A genetic risk score nearly tripled the odds of a child trying substances — but parental monitoring cut those odds by more than half.

If you wanted to forecast which 9-year-old will try alcohol first, what would you look at? A research team working with the ABCD Study — a large ongoing US study that has been following 11,868 children since they were around 9 or 10 years old — ran exactly this analysis over four years of follow-up. Think of it like a weather forecast for risk: certain ingredients make a storm more likely, and certain things act like an umbrella. The genetic ingredient that mattered most was a polygenic risk score — essentially a tally of hundreds of tiny DNA variants — linked to nicotine dependence. Kids with high nicotine genetic risk were nearly three times more likely to initiate any substance. That is a real and notable effect. But here is what the causal part of the analysis — the more rigorous piece — showed: parental monitoring cut the odds of substance initiation by 36 to 67 percent, depending on the substance. That is a larger practical effect than the genetic score. Impulsivity traits and caffeine exposure also increased risk. By the end of follow-up, 36.5% of children had tried alcohol and 39.7% had tried at least one substance. The catch: these are still observational data, even with good causal methods applied. And 'parental monitoring' is a survey measure — it tells you the association exists, not exactly what to do. It doesn't mean hovering. Honestly, nobody yet knows which specific parenting behaviours are driving this effect, and that is the next question worth asking.

Glossary

polygenic risk score — A single number summarising the combined effect of hundreds or thousands of small DNA variants that each nudge risk slightly up or down.

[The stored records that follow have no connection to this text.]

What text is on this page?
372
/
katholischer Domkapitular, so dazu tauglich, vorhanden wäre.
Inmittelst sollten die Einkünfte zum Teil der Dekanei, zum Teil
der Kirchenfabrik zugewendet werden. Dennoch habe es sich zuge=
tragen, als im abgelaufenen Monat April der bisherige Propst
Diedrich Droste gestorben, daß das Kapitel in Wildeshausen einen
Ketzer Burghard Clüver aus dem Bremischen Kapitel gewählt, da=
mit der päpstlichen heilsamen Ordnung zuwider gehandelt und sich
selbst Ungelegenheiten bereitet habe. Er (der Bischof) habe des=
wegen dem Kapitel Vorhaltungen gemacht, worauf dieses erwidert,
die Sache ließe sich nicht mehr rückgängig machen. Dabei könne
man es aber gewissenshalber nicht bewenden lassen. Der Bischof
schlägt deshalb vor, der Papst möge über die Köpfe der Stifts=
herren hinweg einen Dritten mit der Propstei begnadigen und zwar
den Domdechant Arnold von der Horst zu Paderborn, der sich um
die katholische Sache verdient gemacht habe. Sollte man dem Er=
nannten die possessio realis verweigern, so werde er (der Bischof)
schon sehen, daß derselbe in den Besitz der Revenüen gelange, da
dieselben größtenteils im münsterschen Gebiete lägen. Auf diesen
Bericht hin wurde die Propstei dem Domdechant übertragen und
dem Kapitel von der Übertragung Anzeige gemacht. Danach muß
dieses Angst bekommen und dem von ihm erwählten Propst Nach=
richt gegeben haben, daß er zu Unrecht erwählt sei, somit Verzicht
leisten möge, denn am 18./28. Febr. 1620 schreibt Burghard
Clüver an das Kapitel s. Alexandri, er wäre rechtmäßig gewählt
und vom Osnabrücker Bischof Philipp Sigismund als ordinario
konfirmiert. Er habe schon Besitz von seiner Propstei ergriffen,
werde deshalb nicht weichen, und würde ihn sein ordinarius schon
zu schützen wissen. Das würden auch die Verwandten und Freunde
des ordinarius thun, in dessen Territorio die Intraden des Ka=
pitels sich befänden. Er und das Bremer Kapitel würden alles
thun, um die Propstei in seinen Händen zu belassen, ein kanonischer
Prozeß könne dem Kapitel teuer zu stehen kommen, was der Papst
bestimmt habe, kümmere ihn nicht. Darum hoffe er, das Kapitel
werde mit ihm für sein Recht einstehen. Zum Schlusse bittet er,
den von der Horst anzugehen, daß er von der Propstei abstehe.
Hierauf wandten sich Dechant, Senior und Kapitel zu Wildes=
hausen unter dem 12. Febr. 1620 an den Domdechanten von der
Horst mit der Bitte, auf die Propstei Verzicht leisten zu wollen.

marginal structural model — A statistical technique that tries to estimate what would happen if you intervened on something — closer to a causal answer than a plain correlation.

Cox proportional hazards model — A method for tracking when events happen over time across a group — here, who initiated substance use and when.

Source: Time-Varying Environmental and Polygenic Predictors of Substance Use Initiation in Youth: A Survival and Causal Modeling Study in the ABCD Cohort

The bigger picture

Three stories, one honest through-line: the tools for understanding mental health are getting sharper, but the distance between measuring something and knowing what to do about it is not closing as fast as the press releases suggest. The brain study says that the way you use a tool — as an instrument or as a substitute relationship — produces different biological footprints. The PsychBench audit says that AI's ability to simulate patients is already being deployed in clinical product development, and it is quietly wrong at the population level even when it sounds right one-on-one. And the substance-use study is a reminder that genetic risk, however real, does not determine outcomes — a parenting behaviour with a large, measurable effect size is sitting right there. None of these findings are final. All three are worth tracking. The thread connecting them is that mental health is increasingly being shaped by AI, and we are still in the early innings of understanding the consequences.

What to watch next

The PsychBench team has signalled that a community roadmap paper is forthcoming — that will be worth reading when it lands, since it will likely propose standards for when AI-simulated patients are and aren't acceptable for research. On the ABCD study front, release 6.0 is expected to extend the follow-up window further into adolescence, which is precisely when substance use rates start climbing steeply. And the most important open question from the AI-brain study is longitudinal: do the brain differences predate AI use, or does the behaviour shape the biology? We genuinely do not know yet.